2 timers, doesnt work?

Kiran Kiran.Karra at gmail.com
Tue Aug 1 16:58:33 EDT 2006


Makes sense Frank, and that seemed to work also, so thanks a lot!


Frank Millman wrote:
> Kiran wrote:
> > I am creating 2 timers inside a GUI, but it seems that only the one
> > declared last (the second timer), gets triggered, but the first one
> > doesnt.
> >
>
> You really should check the archives before posting. Exactly the same
> question was asked less than a week ago.
>
> The original question was answered by Nikie.

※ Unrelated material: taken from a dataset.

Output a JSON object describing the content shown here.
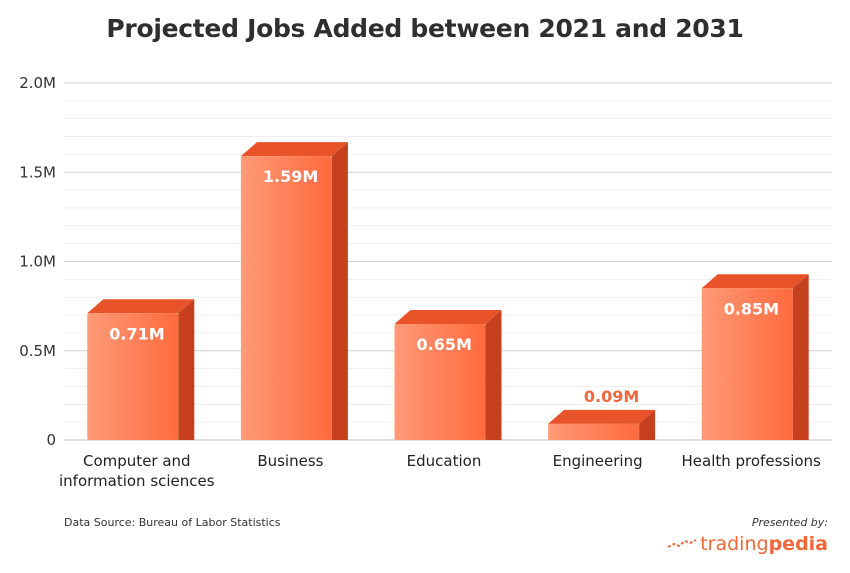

I have quoted the reply
> verbatim -
>
> ----------------------------------------------------------------
> The problem is not that the first timer is stopped, the problem is
> that both timers happen to call the same method in the end.
>
> Think of the "Bind" method as an assignment: it assigns a handler
> function to an event source. If you call it twice for the same event
> source, the second call will overwrite the first event handler. That's
> what happens in your code.
>
>
> The easiest way to change this is by using different ids for the
> timers:
>
>
>     def startTimer1(self):
>         self.t1 = wx.Timer(self, id=1)
>         self.t1.Start(2000)
>         self.Bind(wx.EVT_TIMER, self.OnUpTime, id=1)
>
>
>     def startTimer2(self):
>         self.t2 = wx.Timer(self, id=2)
>         self.t2.Start(1000)
>         self.Bind(wx.EVT_TIMER, self.OnTime, id=2)
>
>
> This way, the timers launch two different events, which are bound to
> two different methods.
> ----------------------------------------------------------------
>
> I would suggest one minor change. Create a variable for the id using
> wx.NewId(), and pass the variable as an argument in both places,
> instead of hard-coding the id. That way you are guaranteed to get a
> unique id. In a large project it can be difficult to keep track of
> which id's have been used if they are all hard-coded.